Doch ich spürte nichts mehr. Keinen Schmerz auf der Wange, keine Angst. Ich spürte nur noch Leere. Ich wusste, dass ich nun erledigt war. Alex würde diesen Gedanken wahr machen. Das wusste ich. Er würde mich irgendwann vergewaltigen. Vielleicht nicht heute, oder morgen. Aber irgendwann.

Und es war okay, so lange er Kayden in Ruhe ließ.

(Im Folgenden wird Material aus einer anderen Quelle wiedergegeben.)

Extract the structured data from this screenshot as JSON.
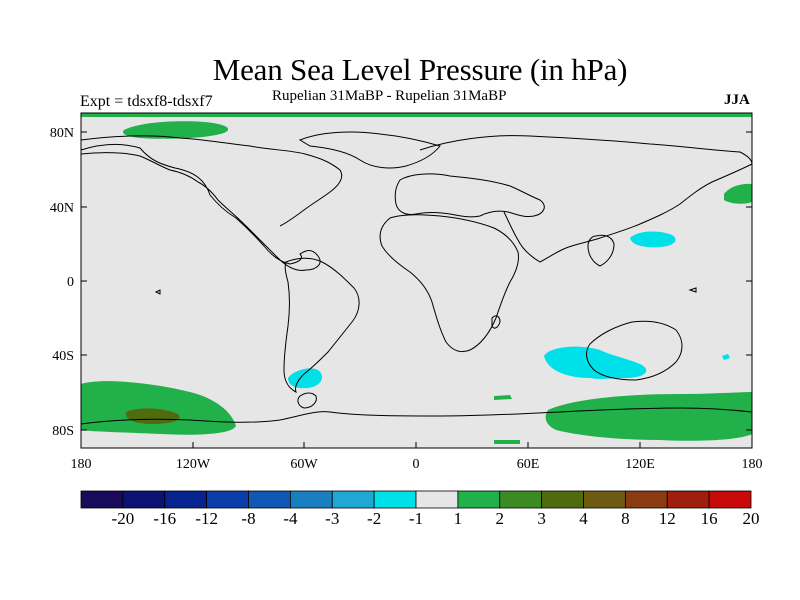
{
  "figure": {
    "title": "Mean Sea Level Pressure (in hPa)",
    "left_label": "Expt = tdsxf8-tdsxf7",
    "center_label": "Rupelian  31MaBP - Rupelian  31MaBP",
    "right_label": "JJA"
  },
  "axes": {
    "lat_ticks": [
      "80N",
      "40N",
      "0",
      "40S",
      "80S"
    ],
    "lon_ticks": [
      "180",
      "120W",
      "60W",
      "0",
      "60E",
      "120E",
      "180"
    ]
  },
  "colorbar": {
    "labels": [
      "-20",
      "-16",
      "-12",
      "-8",
      "-4",
      "-3",
      "-2",
      "-1",
      "1",
      "2",
      "3",
      "4",
      "8",
      "12",
      "16",
      "20"
    ],
    "colors": [
      "#1a0a5a",
      "#0b1273",
      "#06238f",
      "#0a3ea8",
      "#1058b4",
      "#1a7fc0",
      "#1fa8d6",
      "#00e0e8",
      "#e6e6e6",
      "#22b04a",
      "#3c8a22",
      "#4f6b0e",
      "#6e5a10",
      "#8a3c10",
      "#a01e0e",
      "#c80a08"
    ]
  },
  "colors": {
    "background_field": "#e6e6e6",
    "positive_small": "#22b04a",
    "positive_mid": "#4f6b0e",
    "negative_small": "#00e0e8",
    "coast": "#000000"
  }
}
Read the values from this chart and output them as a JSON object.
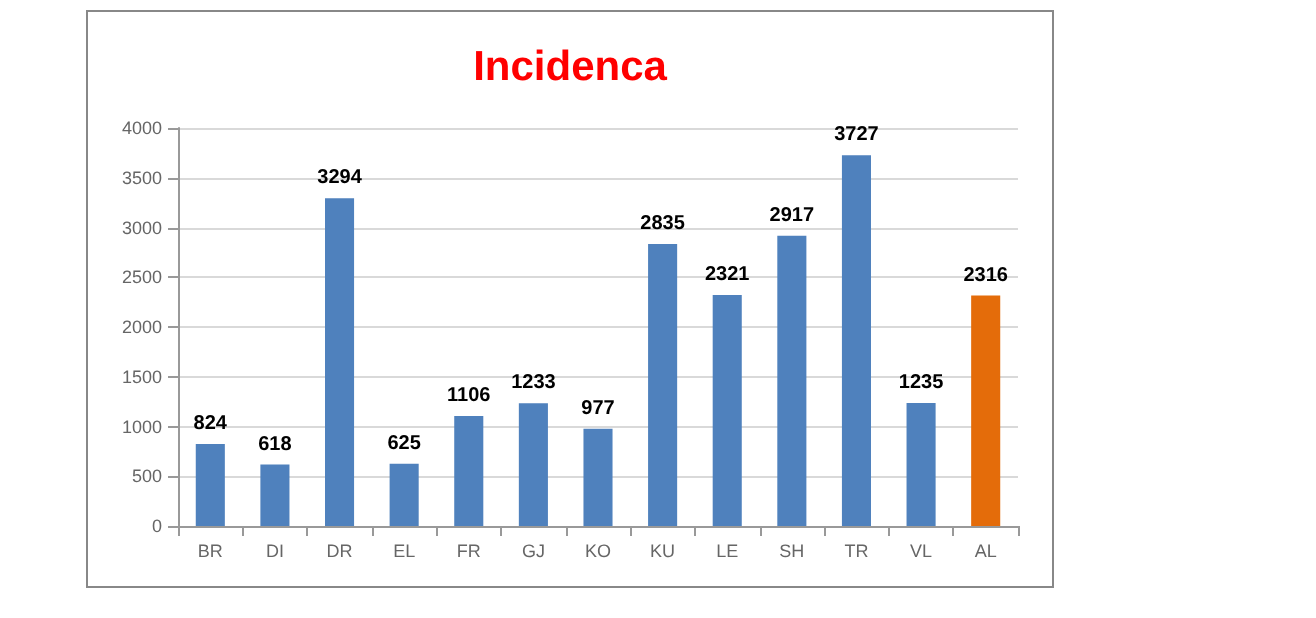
{
  "chart_data": {
    "type": "bar",
    "title": "Incidenca",
    "categories": [
      "BR",
      "DI",
      "DR",
      "EL",
      "FR",
      "GJ",
      "KO",
      "KU",
      "LE",
      "SH",
      "TR",
      "VL",
      "AL"
    ],
    "values": [
      824,
      618,
      3294,
      625,
      1106,
      1233,
      977,
      2835,
      2321,
      2917,
      3727,
      1235,
      2316
    ],
    "colors": [
      "#4f81bd",
      "#4f81bd",
      "#4f81bd",
      "#4f81bd",
      "#4f81bd",
      "#4f81bd",
      "#4f81bd",
      "#4f81bd",
      "#4f81bd",
      "#4f81bd",
      "#4f81bd",
      "#4f81bd",
      "#e46c0a"
    ],
    "ylim": [
      0,
      4000
    ],
    "yticks": [
      0,
      500,
      1000,
      1500,
      2000,
      2500,
      3000,
      3500,
      4000
    ],
    "grid": "y",
    "data_labels": true
  }
}
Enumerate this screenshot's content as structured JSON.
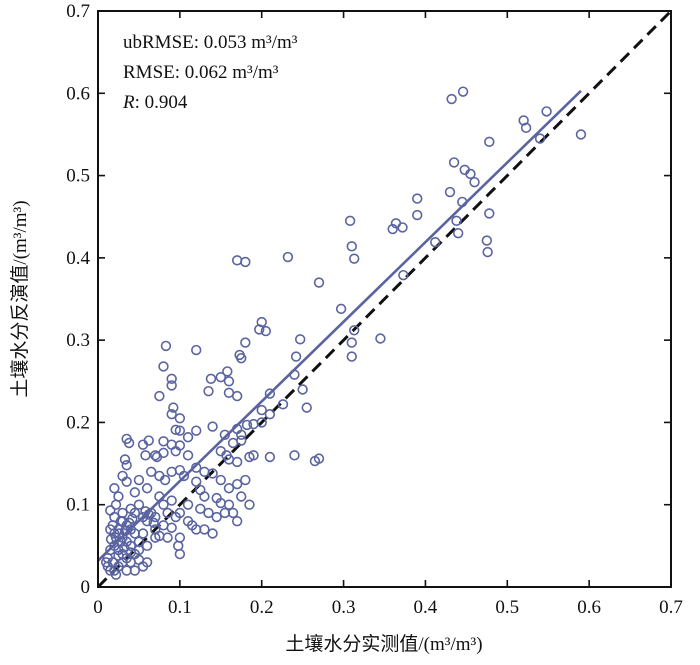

Alex drückte mich noch einmal fest gegen die Wand, ließ dann von mir ab. "Und denk dran, du hast keine Beweise für das, was gerade geschehen ist." Und damit ging er und ließ mich in dieser düsteren Gasse alleine.

Ich ließ mich an der Mauer auf den Boden fallen und fing an zu weinen. Der Schmerz auf meiner Wange war mir egal. Mir war alles egal. Ich konnte nicht mehr. Ich wollte nicht mehr! Alles hatte ich verloren! Finn, mein altes Leben, meinen Mut, meine Würde..., einfach alles!

War es vielleicht einfacher, alles hinter mir zu lassen? Alle in Ruhe zu lassen? Lohnte sich das Leben noch?